Elif ERGİN
Kayhan GEYİK
Başbakan, AKP’nin Kızılcahamam’daki İstişare toplantısında gençlere sesleniyor; “Siz eskileri bilmezsiniz, anne babalarınıza sorun bakalım size ne anlatacaklar?” Devam ediyor; “Eskiden tüp kuyrukları vardı şimdi tüp geçitler!” Ve evirip çevirerek lafı yine Gezi eylemlerine getiriyor. Vermek istediği mesaj çok açık; tüm muhalif kesimler O’na göre, ülkenin ilerlemesine karşı!
İstanbul demir ağlarla örülürken; iki yaka, ‘asrın projesi’ bir tüp geçitle birbirine bağlanırken; havada onca çılgın proje uçuşurken nasıl oluyordu da Gezi’deki ‘üç ağacı’ bahane eden milyonlarca genç sokağa çıkabiliyordu? Başbakan nasıl aksırsa ona göre hiza alan hükümet erkanı yanıtlıyor; “dış güçlerin oyunu”, “komplo var” vs...
Ülkeyi ve İstanbul’u yönetenler bu tartışmayı bir türlü bırakmıyor. Çünkü onlar için Haziran Direnişi geçmiş bir mesele olmaktan çok; geleceğe taşınmış bir sorun. Böyle olduğu içindir ki, gençler baş hedefe konuluyor; Başbakan öğrenci evlerini hedef gösteriyor. Gençlere “Sen nasıl bir hayat yaşamak istiyorsun” diye sormak yerine, gençlerin hayatlarıyla ilgili kararları alma hakkını baştan kesip soruyu “Kızın/oğlunun böyle yaşamasını istiyor musun?” diye aileye yöneltiyor. Ve belediyenin zabıta ekiplerini emniyet güçleriyle kol kola öğrenci evlerini basmaya gönderiyor! Olimpiyatları elinden kaçıran Gençlik ve Spor Bakanı da (dönüp İstanbul’un haline bakacağına), özgür ve yaşanabilir bir kent için mücadele eden gençleri suçlamış ve utanmadan “kına yakma” çağrısı yapmıştı. İşte tüm bu açıklamalar, İstanbul Büyükşehir Belediyesi (İBB) ve AKP’nin elindeki ilçe belediyelerinde emir telakki ediliyor ve hızla uygulamaya sokuluyor.
GENÇLİK MECLİSİ KİMİN MECLİSİ?
İBB’nin kurduğu Gençlik Meclisi, “muhafazakar demokrat” siyasetin gençlere nasıl bir gömlek diktiğinin çarpıcı bir örneği.
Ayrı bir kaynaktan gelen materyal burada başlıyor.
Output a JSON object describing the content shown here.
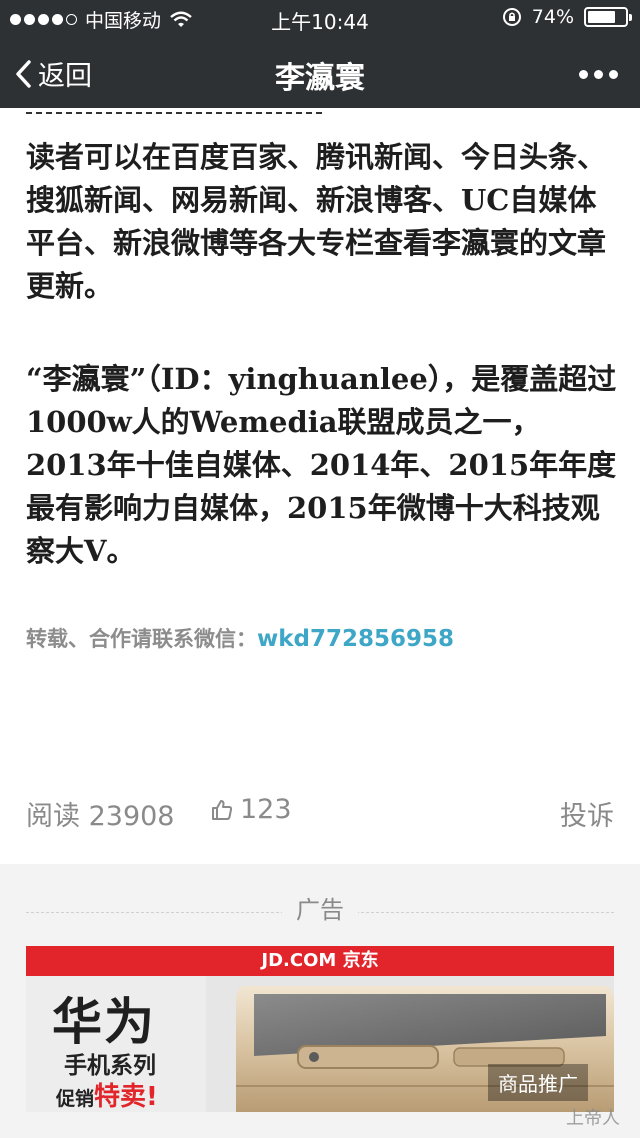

Belediyenin kurduğu bir Gençlik Meclisi ne işe yarar? Her şeyden önce, ayrımcılık yapmadan tüm İstanbul gençliğini kucaklamayı hedefler. Gençlerin özgürce sorunlarını dile getirmelerinin ve taleplerini iletmelerinin aracı olur. Böyle bir yapıda; okullara, mahallelere, işyeri ve atölyelere dayanan ve milyonlarca genci karar sürecine dahil eden demokratik bir işleyiş şarttır. Peki, İBB Gençlik Meclisi ne kadar böyledir?
Gençlik Meclisi’nin internet sitesine şöyle bir bakıldığında; durumun yukarıdaki tarifle uzaktan yakından bir ilgisinin olmadığı görülür. İşte sitede ilan edilen başlıca duyuru ve ilanlar; “Meclis’te temsil ve Başkanlık Sistemi sempozyumu”, “İslam dünyasında liderlik konferansı organizasyonu”, “Mülteci kamplarındaki Suriyelilere yardım”, “Kariyer günleri”vs...
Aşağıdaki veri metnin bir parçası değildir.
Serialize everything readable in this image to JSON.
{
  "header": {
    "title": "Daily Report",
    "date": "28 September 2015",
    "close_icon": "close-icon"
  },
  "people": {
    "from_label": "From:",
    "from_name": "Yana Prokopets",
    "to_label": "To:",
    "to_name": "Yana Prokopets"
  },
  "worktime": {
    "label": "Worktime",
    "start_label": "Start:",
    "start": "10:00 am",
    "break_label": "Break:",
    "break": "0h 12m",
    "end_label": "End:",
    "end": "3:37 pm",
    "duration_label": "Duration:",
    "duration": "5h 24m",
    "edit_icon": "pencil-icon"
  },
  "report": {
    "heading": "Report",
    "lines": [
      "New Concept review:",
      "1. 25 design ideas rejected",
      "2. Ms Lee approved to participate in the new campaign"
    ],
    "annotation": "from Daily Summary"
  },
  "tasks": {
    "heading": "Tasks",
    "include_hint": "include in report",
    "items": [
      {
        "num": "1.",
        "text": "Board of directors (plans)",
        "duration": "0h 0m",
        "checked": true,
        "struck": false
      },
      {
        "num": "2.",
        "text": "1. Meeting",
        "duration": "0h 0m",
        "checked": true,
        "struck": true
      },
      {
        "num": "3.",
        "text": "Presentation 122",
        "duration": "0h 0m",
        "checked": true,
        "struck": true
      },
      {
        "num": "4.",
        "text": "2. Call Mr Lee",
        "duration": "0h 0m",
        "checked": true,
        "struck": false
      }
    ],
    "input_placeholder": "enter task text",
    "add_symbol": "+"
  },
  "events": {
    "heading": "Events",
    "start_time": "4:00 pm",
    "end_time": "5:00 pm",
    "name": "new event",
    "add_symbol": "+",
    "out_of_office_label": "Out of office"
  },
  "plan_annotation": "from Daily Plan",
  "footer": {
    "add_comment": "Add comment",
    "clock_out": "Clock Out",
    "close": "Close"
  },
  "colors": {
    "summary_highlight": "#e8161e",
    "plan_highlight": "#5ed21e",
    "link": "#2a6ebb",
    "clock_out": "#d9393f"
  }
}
Vahşi cinayet ve terörist eylemlerle adından söz ettiren El-Nusracıları kamplarda koruma altına alan bir iktidarın açtığı kampanyalar ne kadar yardım amaçlı olabilir ki? “Kin tutmasını bilen ve dindar bir nesil” isteyen bir zihniyetin yönettiği belediyelerde gençlere “İslam dünyasında liderlik”ten başka ne anlatabilir ki? Muhafazakar gericiliği kapitalistlerin hizmetine koşan; kente bakınca gözü yağma ve talandan başka bir şey görmeyen bir anlayışa, şirketlerle kol kola “kariyer günleri” düzenlemekten başka ne yakışır ki?
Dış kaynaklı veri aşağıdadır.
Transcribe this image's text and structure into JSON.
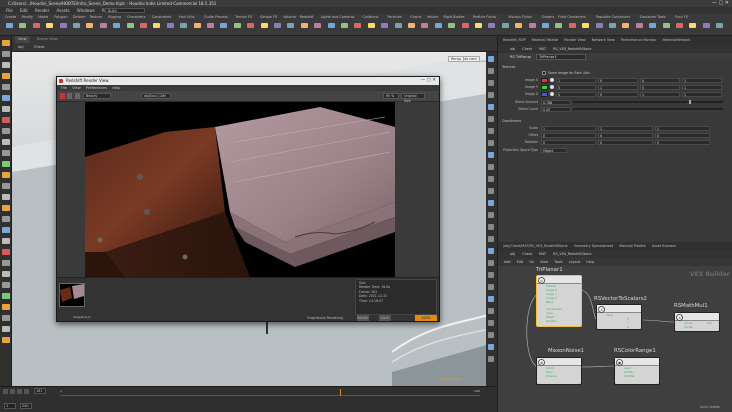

İBB Gençlik Meclisi ve ilçelerde açılan Gençlik Kültür Merkezleri ile siyasal iktidar bir yandan göz boyarken; öte yandan “iş, eğitim ve gelecek” isteyen gençlere yandaşlık, adam kayırmacılık, yalakalık nasıl yapılır; biat ve şükür etmek nasıl bir erdemdir, işte bunları öğretiyor.
KENTİN GENÇLERİ NE İSTİYOR?
Diğer düzen partileri gibi AKP de gözünü gençliğin oylarına dikmiş durumda. Öyle ya sadece İstanbul’da okuyan üniversiteli öğrenci sayısı 400 binlere ulaştı. İlk ve ortaöğrenimde gençlik kategorisinde ifade edilenlerin sayısı 1 milyonu çoktan aştı. İşçisi, işsizi, öğrencisiyle; kentte yaşayan gençlerin sayısı 6-7 milyona dayandı. Peki bu kentin gençleri ne istiyor?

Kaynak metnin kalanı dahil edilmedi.